July Seascapes, Whitstable (2022)


These photographs were taken on the day after the UK saw those uncanny, record-breaking temperatures. We went to the beach to escape the strange temperature of our terraced house and swam gratefully in the shallowing sea. A few people wondered what I was doing with my camera pushed into a translucent bag and photographing into the sun, but I was out there, experimenting, gunning for heat haze and the shimmer. Turns out that double-wrapping the lens with gauze makes moonlight out of sunshine.



Grasses After Lamplough #2 (2022)


A second collection of photographs inspired by the watercolour paintings of Augustus Osbourne Lamplough, our most recent Kick-About prompt. In order to emulate the soft tonal range of Lamplough’s landscapes, I photographed this unkempt basin of umbellifers and grasses through gauze to flatten everything out and spread the sunlight liberally. In some of these images you can see the weave of the gauze producing a cross-hatching effect across the surface of the image.



Grasses After Lamplough #1 (2022)


I wasn’t familiar with Augustus Osbourne Lamplough’s work (our latest Kick-About muse) but I find his paintings completely magical, and can hardly believe they’re paintings at all, in so much as all that soft golden light and gauze is produced from paint and brushes onto paper.

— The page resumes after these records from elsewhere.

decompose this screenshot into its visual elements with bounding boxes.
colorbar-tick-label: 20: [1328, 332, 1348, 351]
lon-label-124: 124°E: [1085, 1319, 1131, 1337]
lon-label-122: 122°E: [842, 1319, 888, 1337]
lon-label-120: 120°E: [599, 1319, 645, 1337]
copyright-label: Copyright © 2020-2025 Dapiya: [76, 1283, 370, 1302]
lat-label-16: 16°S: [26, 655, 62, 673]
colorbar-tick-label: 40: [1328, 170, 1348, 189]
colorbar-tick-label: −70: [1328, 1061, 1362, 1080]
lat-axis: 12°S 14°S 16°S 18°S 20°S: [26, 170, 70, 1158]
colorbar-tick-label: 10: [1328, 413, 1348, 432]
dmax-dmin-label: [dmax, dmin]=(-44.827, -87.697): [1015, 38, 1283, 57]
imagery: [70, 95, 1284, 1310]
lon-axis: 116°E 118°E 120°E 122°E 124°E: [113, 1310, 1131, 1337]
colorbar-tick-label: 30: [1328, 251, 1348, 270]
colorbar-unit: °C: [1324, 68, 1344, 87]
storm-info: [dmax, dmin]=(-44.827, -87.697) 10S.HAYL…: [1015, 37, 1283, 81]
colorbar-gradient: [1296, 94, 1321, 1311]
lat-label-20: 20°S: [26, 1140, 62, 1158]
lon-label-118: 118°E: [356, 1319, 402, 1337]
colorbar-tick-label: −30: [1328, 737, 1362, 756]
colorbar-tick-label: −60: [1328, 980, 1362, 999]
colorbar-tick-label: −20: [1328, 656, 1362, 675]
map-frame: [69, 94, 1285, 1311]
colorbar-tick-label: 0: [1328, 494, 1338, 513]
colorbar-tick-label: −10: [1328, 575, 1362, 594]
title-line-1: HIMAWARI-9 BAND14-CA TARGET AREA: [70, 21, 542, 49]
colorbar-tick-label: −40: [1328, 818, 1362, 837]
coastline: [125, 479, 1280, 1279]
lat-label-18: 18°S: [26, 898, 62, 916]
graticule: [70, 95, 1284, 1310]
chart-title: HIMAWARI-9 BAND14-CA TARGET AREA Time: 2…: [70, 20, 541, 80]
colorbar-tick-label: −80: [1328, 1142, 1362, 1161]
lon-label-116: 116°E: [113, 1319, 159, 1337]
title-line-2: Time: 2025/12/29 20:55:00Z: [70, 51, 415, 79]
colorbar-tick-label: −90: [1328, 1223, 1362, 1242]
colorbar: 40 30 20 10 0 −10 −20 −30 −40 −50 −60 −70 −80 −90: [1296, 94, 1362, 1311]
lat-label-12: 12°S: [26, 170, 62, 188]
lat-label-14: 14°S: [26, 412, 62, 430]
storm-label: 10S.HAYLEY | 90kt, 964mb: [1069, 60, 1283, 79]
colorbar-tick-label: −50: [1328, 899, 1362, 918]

In Lamplough’s landscapes, I find the impressionism and light-play I always want from my own photographs, and it was a happy coincidence the Lamplough prompt should arrive in the same week I was experimenting with physical gauzes to produce more diffuse lighting effects of my own.

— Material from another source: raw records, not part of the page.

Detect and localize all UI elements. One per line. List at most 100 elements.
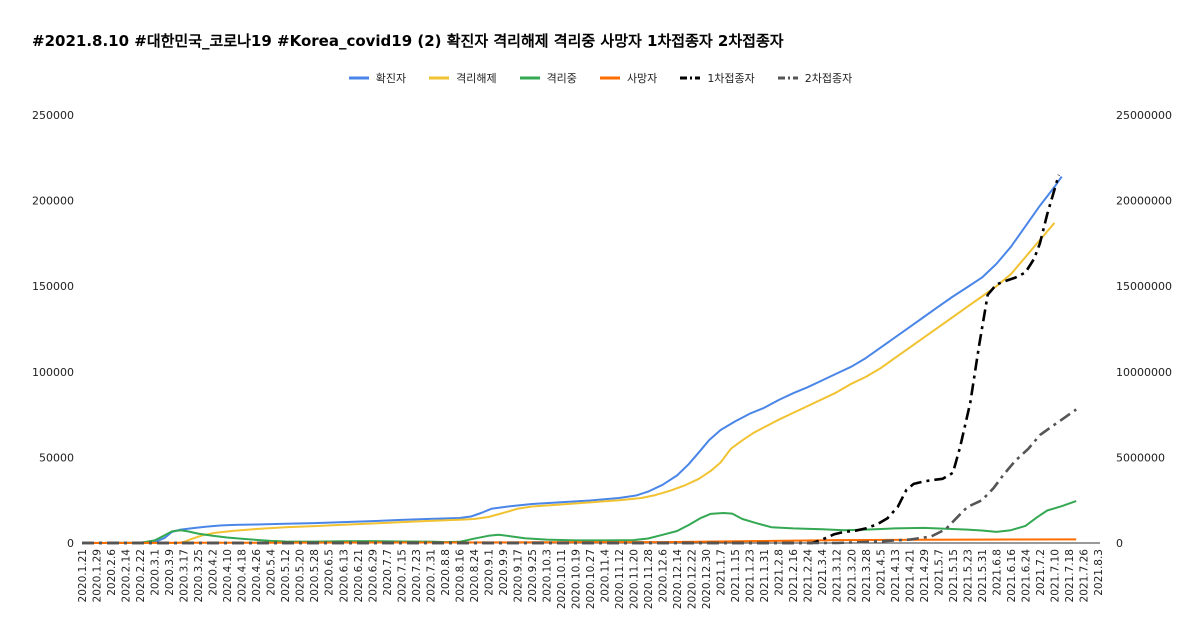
legend-swatch bbox=[599, 76, 620, 80]
legend-item: 격리중 bbox=[519, 70, 577, 86]
x-tick-label: 2020.4.10 bbox=[222, 549, 234, 602]
y-right-tick-label: 20000000 bbox=[1116, 195, 1172, 208]
x-tick-label: 2020.2.6 bbox=[106, 549, 118, 596]
y-left-tick-label: 0 bbox=[67, 537, 74, 550]
y-right-tick-label: 10000000 bbox=[1116, 366, 1172, 379]
x-tick-label: 2020.11.20 bbox=[629, 549, 641, 609]
x-tick-label: 2020.3.25 bbox=[193, 549, 205, 602]
x-tick-label: 2020.9.1 bbox=[483, 549, 495, 596]
y-right-tick-label: 25000000 bbox=[1116, 109, 1172, 122]
x-tick-label: 2020.3.9 bbox=[164, 549, 176, 596]
x-tick-label: 2021.2.16 bbox=[788, 549, 800, 603]
x-tick-label: 2020.5.12 bbox=[280, 549, 292, 602]
x-tick-label: 2020.6.21 bbox=[353, 549, 365, 602]
y-left-tick-label: 250000 bbox=[32, 109, 74, 122]
x-tick-label: 2020.5.20 bbox=[295, 549, 307, 602]
x-tick-label: 2020.11.4 bbox=[600, 549, 612, 603]
chart-title: #2021.8.10 #대한민국_코로나19 #Korea_covid19 (2… bbox=[32, 32, 784, 50]
series-line-6 bbox=[82, 408, 1077, 545]
legend-item: 1차접종자 bbox=[679, 70, 755, 86]
x-tick-label: 2021.6.8 bbox=[991, 549, 1003, 596]
legend-swatch bbox=[429, 76, 450, 80]
x-tick-label: 2020.8.16 bbox=[454, 549, 466, 603]
x-tick-label: 2021.4.29 bbox=[919, 549, 931, 602]
x-tick-label: 2020.12.14 bbox=[672, 549, 684, 609]
x-tick-label: 2020.3.17 bbox=[179, 549, 191, 602]
x-tick-label: 2021.1.31 bbox=[759, 549, 771, 602]
x-tick-label: 2021.3.12 bbox=[832, 549, 844, 602]
x-tick-label: 2021.6.24 bbox=[1020, 549, 1032, 603]
x-tick-label: 2021.5.31 bbox=[977, 549, 989, 602]
x-tick-label: 2020.8.8 bbox=[440, 549, 452, 596]
x-tick-label: 2020.1.21 bbox=[77, 549, 89, 602]
x-tick-label: 2020.5.28 bbox=[309, 549, 321, 602]
x-tick-label: 2020.4.26 bbox=[251, 549, 263, 603]
x-tick-label: 2020.12.22 bbox=[687, 549, 699, 609]
x-tick-label: 2021.6.16 bbox=[1006, 549, 1018, 603]
series-line-1 bbox=[81, 176, 1063, 544]
x-tick-label: 2020.5.4 bbox=[266, 549, 278, 596]
legend-label: 2차접종자 bbox=[804, 72, 853, 85]
x-tick-label: 2020.9.9 bbox=[498, 549, 510, 596]
x-tick-label: 2020.4.2 bbox=[208, 549, 220, 596]
legend-item: 2차접종자 bbox=[777, 70, 852, 86]
y-left-tick-label: 100000 bbox=[32, 366, 74, 379]
x-tick-label: 2021.7.18 bbox=[1064, 549, 1076, 602]
x-tick-label: 2020.7.7 bbox=[382, 549, 394, 596]
legend-label: 사망자 bbox=[626, 72, 658, 85]
x-tick-label: 2020.10.19 bbox=[570, 549, 582, 609]
x-tick-label: 2020.9.25 bbox=[527, 549, 539, 602]
x-tick-label: 2021.7.2 bbox=[1035, 549, 1047, 596]
legend-item: 사망자 bbox=[599, 70, 657, 86]
legend-label: 1차접종자 bbox=[707, 72, 755, 85]
x-tick-label: 2021.7.10 bbox=[1049, 549, 1061, 602]
y-right-tick-label: 0 bbox=[1116, 537, 1123, 550]
x-tick-label: 2020.9.17 bbox=[512, 549, 524, 602]
x-tick-label: 2020.2.14 bbox=[121, 549, 133, 603]
x-tick-label: 2021.1.23 bbox=[745, 549, 757, 602]
x-tick-label: 2021.5.15 bbox=[948, 549, 960, 602]
legend-label: 격리중 bbox=[546, 72, 577, 85]
y-right-tick-label: 5000000 bbox=[1116, 451, 1165, 464]
legend-label: 확진자 bbox=[375, 72, 407, 85]
x-tick-label: 2020.3.1 bbox=[150, 549, 162, 596]
x-tick-label: 2021.5.23 bbox=[962, 549, 974, 602]
x-tick-label: 2021.4.21 bbox=[904, 549, 916, 602]
y-left-tick-label: 50000 bbox=[39, 451, 74, 464]
y-right-tick-label: 15000000 bbox=[1116, 280, 1172, 293]
x-tick-label: 2020.12.6 bbox=[658, 549, 670, 603]
x-tick-label: 2021.3.4 bbox=[817, 549, 829, 596]
series-line-3 bbox=[81, 500, 1077, 544]
legend-swatch bbox=[348, 76, 369, 80]
x-tick-label: 2020.7.15 bbox=[396, 549, 408, 602]
legend-item: 확진자 bbox=[348, 70, 406, 86]
x-tick-label: 2020.10.27 bbox=[585, 549, 597, 609]
x-tick-label: 2021.2.8 bbox=[774, 549, 786, 596]
series-line-2 bbox=[82, 222, 1056, 544]
series-line-5 bbox=[82, 174, 1061, 545]
legend-swatch bbox=[519, 76, 540, 80]
y-left-tick-label: 200000 bbox=[32, 195, 74, 208]
x-tick-label: 2021.3.20 bbox=[846, 549, 858, 602]
x-tick-label: 2020.2.22 bbox=[135, 549, 147, 602]
x-tick-label: 2020.1.29 bbox=[92, 549, 104, 602]
x-tick-label: 2021.8.3 bbox=[1093, 549, 1105, 596]
x-tick-label: 2021.4.13 bbox=[890, 549, 902, 602]
x-tick-label: 2021.4.5 bbox=[875, 549, 887, 596]
x-tick-label: 2020.7.31 bbox=[425, 549, 437, 602]
legend-item: 격리해제 bbox=[428, 70, 497, 86]
x-tick-label: 2020.11.28 bbox=[643, 549, 655, 609]
x-tick-label: 2020.7.23 bbox=[411, 549, 423, 602]
legend-swatch bbox=[680, 76, 701, 80]
x-tick-label: 2020.12.30 bbox=[701, 549, 713, 609]
legend-label: 격리해제 bbox=[456, 72, 497, 85]
x-tick-label: 2021.5.7 bbox=[933, 549, 945, 596]
legend-swatch bbox=[777, 76, 798, 80]
x-tick-label: 2020.11.12 bbox=[614, 549, 626, 609]
x-tick-label: 2021.3.28 bbox=[861, 549, 873, 602]
x-tick-label: 2021.2.24 bbox=[803, 549, 815, 603]
legend: 확진자 격리해제 격리중 사망자 1차접종자 2차접종자 bbox=[0, 70, 1200, 86]
x-tick-label: 2020.6.29 bbox=[367, 549, 379, 602]
x-tick-label: 2020.6.13 bbox=[338, 549, 350, 602]
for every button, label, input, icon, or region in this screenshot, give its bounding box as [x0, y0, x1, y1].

Suitably inspired, I returned to a local bit of unadopted scrub set just back from the sea front (last seen here under very different circumstances) and indulged once more my love of grasses, in all their billowing contours. First putting my camera into an organza bag, I proceeded to photograph the scrub as the wind pushed it this way and that, and the sun illuminated every quill and strand of it. Meanwhile, the gauze served to flatten everything out and flood the subject with light, producing some Lamplough-like atmospheres from a largely over-looked landscape. There are a few more to follow in coming days.